Karim ne change pas totalement du jour au lendemain. Une semaine plus tard, lors d’une foire professionnelle, il accepte sans réfléchir un partenariat qui s’avérera lourd à gérer. Il le reconnaît et en parle à Sofia avec honnêteté. Cela marque une différence significative : auparavant, il aurait caché l’erreur et tenté de tout réparer seul ; désormais, il partage, ajuste et utilise ses outils. Les enfants remarquent sa présence aux réunions d’école et Sofia observe des gestes concrets, comme des soirées planifiées et respectées. Karim commence à comprendre que son désir de réussir est intimement lié à son histoire familiale. Fils d’un épicier, il porte le besoin de prouver sa valeur. Cette conscience l’aide à rechercher d’autres sources de satisfaction que la validation immédiate.

Il repense souvent à cette vidéo de Sami et sa dent tombée. Ce qui n’était qu’un déclencheur de tristesse est devenu le moteur d’une discipline nouvelle. Il a compris que le contrôle de soi n’est pas une privation, mais le prix de la liberté de choisir ses souvenirs plutôt que de subir ses succès.


La question du contrôle de soi insuffisant au travail touche souvent à des racines profondes comme l’histoire personnelle, les modèles familiaux et un système professionnel qui valorise l’urgence. Comprendre ces mécanismes est une première étape pour transformer des habitudes qui créent du regret.

Il est possible d’agir avec des stratégies concrètes en imposant des délais de décision, en créant des récompenses différées et en automatisant des réponses adaptatives. Karim montre que même pour un dirigeant habitué à l’urgence, ces techniques offrent des alternatives viables.
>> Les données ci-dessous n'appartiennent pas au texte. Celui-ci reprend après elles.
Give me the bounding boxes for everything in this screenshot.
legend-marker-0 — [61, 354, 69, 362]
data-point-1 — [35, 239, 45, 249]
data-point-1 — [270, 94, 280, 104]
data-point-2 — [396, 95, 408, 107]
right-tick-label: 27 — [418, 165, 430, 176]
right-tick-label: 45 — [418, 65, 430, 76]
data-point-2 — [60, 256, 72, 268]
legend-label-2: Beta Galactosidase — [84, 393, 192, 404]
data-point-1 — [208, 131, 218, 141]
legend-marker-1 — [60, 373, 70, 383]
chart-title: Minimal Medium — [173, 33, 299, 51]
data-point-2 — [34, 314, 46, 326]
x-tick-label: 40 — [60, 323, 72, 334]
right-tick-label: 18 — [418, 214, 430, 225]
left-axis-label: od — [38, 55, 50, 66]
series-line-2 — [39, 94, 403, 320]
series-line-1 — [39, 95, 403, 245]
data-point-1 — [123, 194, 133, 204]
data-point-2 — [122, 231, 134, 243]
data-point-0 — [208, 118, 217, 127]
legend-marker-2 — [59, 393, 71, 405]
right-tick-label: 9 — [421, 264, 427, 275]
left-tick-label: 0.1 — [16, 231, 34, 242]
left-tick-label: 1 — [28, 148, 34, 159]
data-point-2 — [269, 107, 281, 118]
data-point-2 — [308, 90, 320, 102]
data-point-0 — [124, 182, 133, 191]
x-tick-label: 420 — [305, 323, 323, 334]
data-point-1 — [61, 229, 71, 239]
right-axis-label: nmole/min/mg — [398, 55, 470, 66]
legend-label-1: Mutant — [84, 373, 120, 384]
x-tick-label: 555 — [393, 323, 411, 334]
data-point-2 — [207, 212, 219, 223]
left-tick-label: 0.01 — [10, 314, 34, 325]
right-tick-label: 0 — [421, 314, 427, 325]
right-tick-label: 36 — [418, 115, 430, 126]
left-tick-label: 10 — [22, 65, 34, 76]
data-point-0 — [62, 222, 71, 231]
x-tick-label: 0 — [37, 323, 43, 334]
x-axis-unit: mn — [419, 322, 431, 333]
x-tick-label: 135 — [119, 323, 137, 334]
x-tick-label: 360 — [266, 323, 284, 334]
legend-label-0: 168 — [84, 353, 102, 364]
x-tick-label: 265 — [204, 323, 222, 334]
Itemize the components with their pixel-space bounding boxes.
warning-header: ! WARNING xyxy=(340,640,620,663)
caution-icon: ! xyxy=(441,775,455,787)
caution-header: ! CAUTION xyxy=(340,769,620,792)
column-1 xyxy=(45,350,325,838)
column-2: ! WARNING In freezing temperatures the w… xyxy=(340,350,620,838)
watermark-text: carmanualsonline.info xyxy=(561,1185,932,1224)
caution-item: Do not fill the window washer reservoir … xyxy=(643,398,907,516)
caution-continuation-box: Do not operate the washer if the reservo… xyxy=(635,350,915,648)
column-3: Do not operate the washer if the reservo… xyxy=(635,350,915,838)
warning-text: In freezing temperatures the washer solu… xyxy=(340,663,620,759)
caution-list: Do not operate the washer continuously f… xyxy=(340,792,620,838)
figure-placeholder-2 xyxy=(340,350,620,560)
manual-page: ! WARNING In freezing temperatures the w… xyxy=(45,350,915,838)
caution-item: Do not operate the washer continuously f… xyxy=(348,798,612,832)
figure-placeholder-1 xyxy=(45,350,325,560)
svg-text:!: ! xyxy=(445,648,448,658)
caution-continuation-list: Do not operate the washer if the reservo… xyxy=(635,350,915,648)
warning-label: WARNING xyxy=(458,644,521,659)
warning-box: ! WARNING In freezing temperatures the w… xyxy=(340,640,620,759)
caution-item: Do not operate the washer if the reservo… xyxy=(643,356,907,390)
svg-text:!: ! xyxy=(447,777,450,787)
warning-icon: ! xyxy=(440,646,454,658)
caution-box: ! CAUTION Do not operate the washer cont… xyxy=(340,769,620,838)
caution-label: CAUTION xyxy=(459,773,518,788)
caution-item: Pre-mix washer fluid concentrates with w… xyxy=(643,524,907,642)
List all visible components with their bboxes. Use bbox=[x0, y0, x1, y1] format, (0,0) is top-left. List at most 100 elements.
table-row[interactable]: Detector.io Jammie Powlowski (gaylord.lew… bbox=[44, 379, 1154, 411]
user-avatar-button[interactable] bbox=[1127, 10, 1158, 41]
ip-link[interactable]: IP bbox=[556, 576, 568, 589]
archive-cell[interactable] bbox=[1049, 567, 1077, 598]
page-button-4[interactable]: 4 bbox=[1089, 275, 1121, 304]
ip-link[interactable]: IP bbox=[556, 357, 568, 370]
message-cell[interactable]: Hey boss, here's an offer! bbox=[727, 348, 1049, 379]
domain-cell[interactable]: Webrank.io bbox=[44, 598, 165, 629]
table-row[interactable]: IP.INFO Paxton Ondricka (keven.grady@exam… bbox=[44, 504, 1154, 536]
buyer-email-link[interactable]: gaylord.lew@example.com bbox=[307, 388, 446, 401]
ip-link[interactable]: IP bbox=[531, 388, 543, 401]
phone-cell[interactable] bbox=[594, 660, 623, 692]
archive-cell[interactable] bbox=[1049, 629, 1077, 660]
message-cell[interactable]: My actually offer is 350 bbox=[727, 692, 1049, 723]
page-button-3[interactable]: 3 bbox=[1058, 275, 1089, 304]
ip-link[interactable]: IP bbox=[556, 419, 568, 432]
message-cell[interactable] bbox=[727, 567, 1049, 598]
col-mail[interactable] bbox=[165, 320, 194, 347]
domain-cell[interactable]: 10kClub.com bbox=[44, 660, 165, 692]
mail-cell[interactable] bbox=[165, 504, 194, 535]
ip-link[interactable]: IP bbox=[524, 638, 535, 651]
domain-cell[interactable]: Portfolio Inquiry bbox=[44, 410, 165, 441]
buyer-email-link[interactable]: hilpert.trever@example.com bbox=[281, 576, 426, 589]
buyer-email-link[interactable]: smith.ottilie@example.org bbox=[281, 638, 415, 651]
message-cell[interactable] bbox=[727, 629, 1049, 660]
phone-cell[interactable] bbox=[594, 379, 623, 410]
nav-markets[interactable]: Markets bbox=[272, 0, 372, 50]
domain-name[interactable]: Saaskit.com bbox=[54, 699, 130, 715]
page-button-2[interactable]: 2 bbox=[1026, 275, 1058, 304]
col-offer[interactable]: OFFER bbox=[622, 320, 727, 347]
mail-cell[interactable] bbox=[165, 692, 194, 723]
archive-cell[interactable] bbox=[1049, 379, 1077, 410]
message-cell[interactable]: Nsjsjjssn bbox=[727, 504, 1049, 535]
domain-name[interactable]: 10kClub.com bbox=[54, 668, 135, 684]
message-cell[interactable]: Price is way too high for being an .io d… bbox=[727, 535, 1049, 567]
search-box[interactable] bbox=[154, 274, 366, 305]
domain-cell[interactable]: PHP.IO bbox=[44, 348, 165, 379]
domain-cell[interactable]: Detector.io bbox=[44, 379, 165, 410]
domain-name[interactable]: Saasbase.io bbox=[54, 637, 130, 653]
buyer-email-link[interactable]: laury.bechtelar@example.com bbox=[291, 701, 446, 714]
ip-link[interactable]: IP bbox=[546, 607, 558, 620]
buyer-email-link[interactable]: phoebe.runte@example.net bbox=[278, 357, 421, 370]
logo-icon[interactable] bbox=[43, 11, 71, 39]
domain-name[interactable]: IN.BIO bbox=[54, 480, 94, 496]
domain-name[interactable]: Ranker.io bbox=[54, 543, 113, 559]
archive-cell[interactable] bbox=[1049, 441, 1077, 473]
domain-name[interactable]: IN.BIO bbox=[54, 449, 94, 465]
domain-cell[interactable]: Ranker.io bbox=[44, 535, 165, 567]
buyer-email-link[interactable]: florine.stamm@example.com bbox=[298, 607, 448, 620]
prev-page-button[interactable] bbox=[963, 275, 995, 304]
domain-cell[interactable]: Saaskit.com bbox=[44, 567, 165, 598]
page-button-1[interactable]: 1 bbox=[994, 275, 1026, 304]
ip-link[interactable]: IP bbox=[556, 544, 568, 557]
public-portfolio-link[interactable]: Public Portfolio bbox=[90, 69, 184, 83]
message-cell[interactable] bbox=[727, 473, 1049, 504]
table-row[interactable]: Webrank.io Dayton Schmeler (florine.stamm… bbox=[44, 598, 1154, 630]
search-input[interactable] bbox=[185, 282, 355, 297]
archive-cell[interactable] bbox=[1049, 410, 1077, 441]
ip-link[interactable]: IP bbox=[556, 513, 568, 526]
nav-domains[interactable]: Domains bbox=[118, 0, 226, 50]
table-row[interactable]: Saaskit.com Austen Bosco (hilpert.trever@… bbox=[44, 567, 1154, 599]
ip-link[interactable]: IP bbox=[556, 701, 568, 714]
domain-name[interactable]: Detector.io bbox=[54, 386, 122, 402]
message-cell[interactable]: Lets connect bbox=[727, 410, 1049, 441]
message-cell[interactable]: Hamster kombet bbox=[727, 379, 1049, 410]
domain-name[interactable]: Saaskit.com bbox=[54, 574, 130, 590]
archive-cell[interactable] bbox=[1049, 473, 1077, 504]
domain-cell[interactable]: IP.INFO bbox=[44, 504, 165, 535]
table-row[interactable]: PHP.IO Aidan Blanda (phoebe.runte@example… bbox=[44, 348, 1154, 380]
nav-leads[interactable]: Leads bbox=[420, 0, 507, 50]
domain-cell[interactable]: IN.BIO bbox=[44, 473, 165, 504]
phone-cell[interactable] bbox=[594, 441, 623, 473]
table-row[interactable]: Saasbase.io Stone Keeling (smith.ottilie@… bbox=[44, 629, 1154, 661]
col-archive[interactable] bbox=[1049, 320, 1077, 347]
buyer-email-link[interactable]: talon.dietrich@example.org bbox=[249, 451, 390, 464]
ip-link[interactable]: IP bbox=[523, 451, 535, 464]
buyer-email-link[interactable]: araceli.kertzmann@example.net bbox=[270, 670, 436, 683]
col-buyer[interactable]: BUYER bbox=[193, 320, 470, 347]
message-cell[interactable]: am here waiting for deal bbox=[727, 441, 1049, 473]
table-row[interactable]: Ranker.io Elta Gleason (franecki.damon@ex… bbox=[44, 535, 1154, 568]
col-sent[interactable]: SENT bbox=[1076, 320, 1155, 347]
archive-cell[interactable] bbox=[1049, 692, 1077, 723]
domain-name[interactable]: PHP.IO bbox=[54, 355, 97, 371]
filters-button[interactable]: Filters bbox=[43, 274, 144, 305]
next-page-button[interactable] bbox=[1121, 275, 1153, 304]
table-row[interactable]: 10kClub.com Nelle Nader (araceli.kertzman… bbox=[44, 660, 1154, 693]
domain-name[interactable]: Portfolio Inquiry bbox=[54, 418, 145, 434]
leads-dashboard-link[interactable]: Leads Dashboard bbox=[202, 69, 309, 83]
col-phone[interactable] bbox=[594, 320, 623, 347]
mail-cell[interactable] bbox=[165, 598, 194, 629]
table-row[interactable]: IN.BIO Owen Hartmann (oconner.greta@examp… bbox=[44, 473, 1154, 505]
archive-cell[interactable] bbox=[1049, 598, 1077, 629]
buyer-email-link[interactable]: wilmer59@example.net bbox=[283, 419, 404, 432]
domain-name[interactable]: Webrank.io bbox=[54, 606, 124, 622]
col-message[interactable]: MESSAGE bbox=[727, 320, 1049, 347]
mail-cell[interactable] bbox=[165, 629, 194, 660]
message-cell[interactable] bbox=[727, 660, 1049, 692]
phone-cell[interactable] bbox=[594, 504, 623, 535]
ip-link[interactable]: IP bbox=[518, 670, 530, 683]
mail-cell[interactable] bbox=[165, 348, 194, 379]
Si vous vous reconnaissez dans cette histoire et que vos difficultés persistent, il peut être utile de consulter un professionnel, tel qu’un psychologue du travail ou un thérapeute comportemental, pour bénéficier d’un accompagnement personnalisé. Le soutien professionnel aide à identifier les causes profondes et à construire des solutions durables.